First published December 17, 2003
After months of negotiations and uncertainty, it appears the show will no longer go on at The Bottom Line, after a Civil Court judge recently ordered the eviction of the renowned cabaret for non-payment of back rent— almost $200,000 — to its landlord, New York University. The curtain will, therefore, fall for the last time at the 400-seat club in Greenwich Village after nearly thirty years of presenting an eclectic blend of music.
|Bottom Line @ West 4th and Mercer |
streets was a musical mecca for 30 years
Co-owner Allan Pepper recently admitted the club has faced financial hard times the last several years due to the national economic slump and a decline in business after 9/11.
For those unfamiliar with or who’ve never patronized the small club, it has presented some of the most notable and upcoming names in pop music and jazz since it opened its doors in February 1974 with a show that included a jam session featuring Stevie Wonder, Dr. John, Charles Mingus, Johnny Winter, Mick Jagger, Carly Simon and Bette Midler. Among the diverse mix of artists who have performed there are Bob Dylan, Miles Davis, Tony Bennett, Billy Joel, Jimmy Webb, Hall & Oates, Dire Straits and The Police. The latter two were those British bands first New York City appearances, which I attended.
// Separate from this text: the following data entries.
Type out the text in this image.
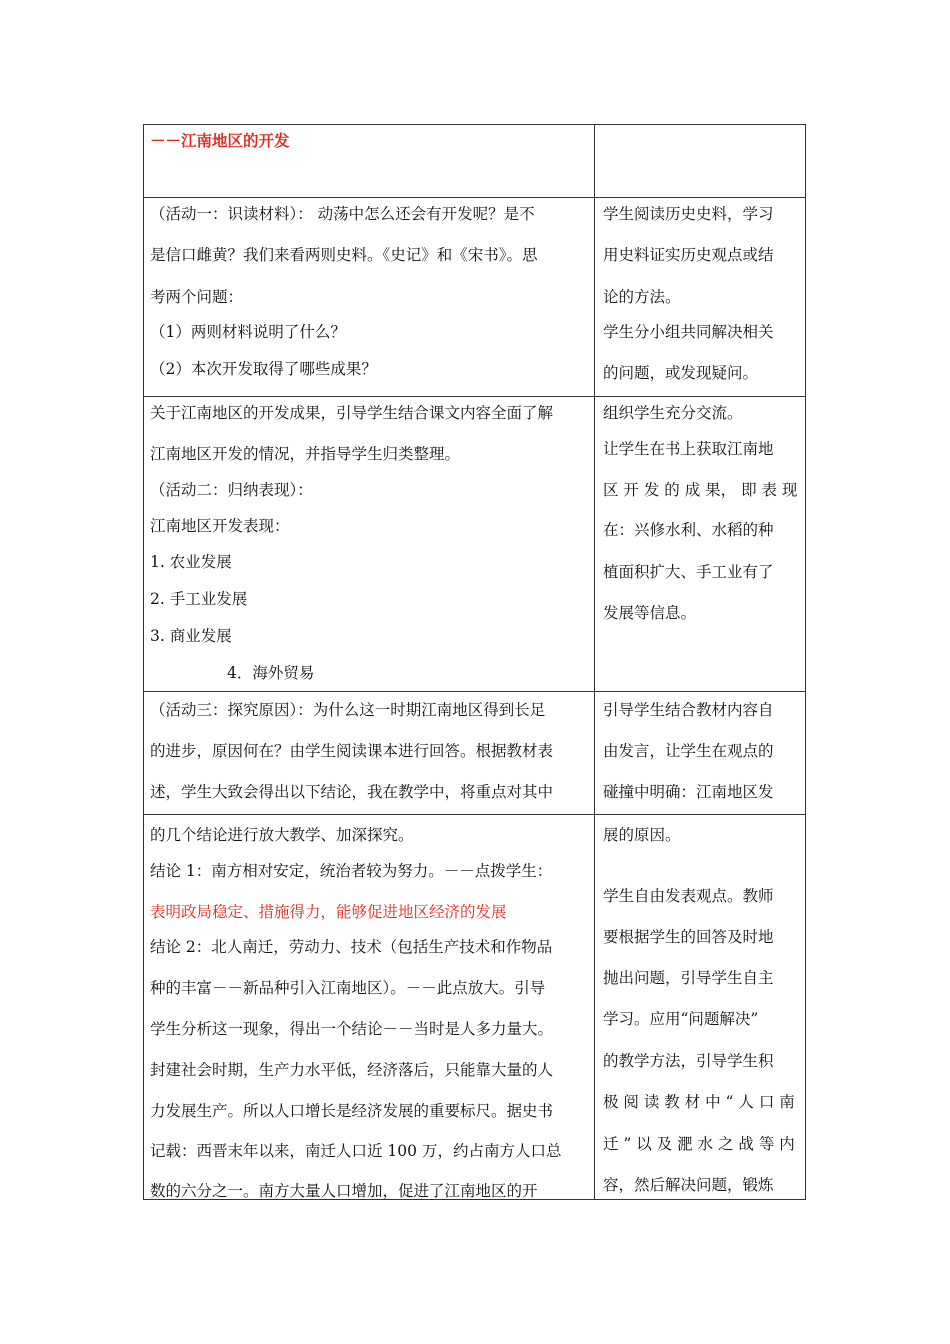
－－江南地区的开发
（活动一：识读材料）： 动荡中怎么还会有开发呢？是不
是信口雌黄？我们来看两则史料。《史记》和《宋书》。思
考两个问题：
（1）两则材料说明了什么？
（2）本次开发取得了哪些成果？
学生阅读历史史料，学习
用史料证实历史观点或结
论的方法。
学生分小组共同解决相关
的问题，或发现疑问。
关于江南地区的开发成果，引导学生结合课文内容全面了解
江南地区开发的情况，并指导学生归类整理。
（活动二：归纳表现）：
江南地区开发表现：
1. 农业发展
2. 手工业发展
3. 商业发展
4．海外贸易
组织学生充分交流。
让学生在书上获取江南地
区 开 发 的 成 果， 即 表 现
在：兴修水利、水稻的种
植面积扩大、手工业有了
发展等信息。
（活动三：探究原因）：为什么这一时期江南地区得到长足
的进步，原因何在？由学生阅读课本进行回答。根据教材表
述，学生大致会得出以下结论，我在教学中，将重点对其中
引导学生结合教材内容自
由发言，让学生在观点的
碰撞中明确：江南地区发
的几个结论进行放大教学、加深探究。
结论 1：南方相对安定，统治者较为努力。－－点拨学生：
表明政局稳定、措施得力，能够促进地区经济的发展
结论 2：北人南迁，劳动力、技术（包括生产技术和作物品
种的丰富－－新品种引入江南地区）。－－此点放大。引导
学生分析这一现象，得出一个结论－－当时是人多力量大。
封建社会时期，生产力水平低，经济落后，只能靠大量的人
力发展生产。所以人口增长是经济发展的重要标尺。据史书
记载：西晋末年以来，南迁人口近 100 万，约占南方人口总
数的六分之一。南方大量人口增加，促进了江南地区的开
展的原因。
学生自由发表观点。教师
要根据学生的回答及时地
抛出问题，引导学生自主
学习。应用“问题解决”
的教学方法，引导学生积
极 阅 读 教 材 中 “ 人 口 南
迁 ” 以 及 淝 水 之 战 等 内
容，然后解决问题，锻炼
In the summer of 1975, when an emerging rock and roller named Bruce Springsteen performed ten sold-out shows, it literally put The Bottom Line on the night-scene map and forecast what has become one of the most successful careers in pop music. Springsteen has said that those shows are among the most memorable in his career.
|Marquee promoting Springsteen's |
10-show gig in summer of 1975
The native New Jersey rocker was among the club’s supporters, including a satellite radio network and media executive Mel Karmazin, who recently pledged hundreds of thousands of dollars to keep The Bottom Line from going under, to no avail, as NYU was not open to a deal practical to the club’s owners.
Outdoor stadiums and indoor arenas are designed for sports, not music concerts. Consequently, when veteran rock and roll bands, like the Rolling Stones or Eagles, tour they opt for venues where they can earn the most money by attracting the most fans. The sound, however, is often disappointing, despite modern technical innovations.
When I saw two Springsteen shows at Giants Stadium last summer and two more at Shea Stadium in October, the sound was audible and adequate, but lacked the predictable intimacy of a club. In a setting like The Bottom Line, many seats are up close and personal.
I’ve seen dozens of shows at The Bottom Line, but none in the past decade. Actually, I’ve only been to a handful of concerts in that period, principally because there are few acts I want to see and I refuse to pay ticket prices that now exceed $150 for most classic rock bands. Nevertheless, if I had the opportunity to see a performer at a venue like The Bottom Line, I’d try my best to secure tickets.
As its 30th anniversary approaches, it would be fitting to see The Bottom Line reopen at another Manhattan location to continue its perennial role presenting a wide-range of entertainment.
While it is not afforded the formal status, The Bottom Line is, nonetheless, a landmark for hundreds of performers, as well as thousands of music and comedy fans, who’ve seen scores of up-and-coming and veteran entertainers up close and personal.
The club’s owners and supporters hoped the university would work out a sensible arrangement to keep the cabaret open. But, NYU is only interested in supplementing its real estate portfolio to enhance its bottom line, thereby bringing down the curtain for the 30-year run of the once trendy Bottom Line.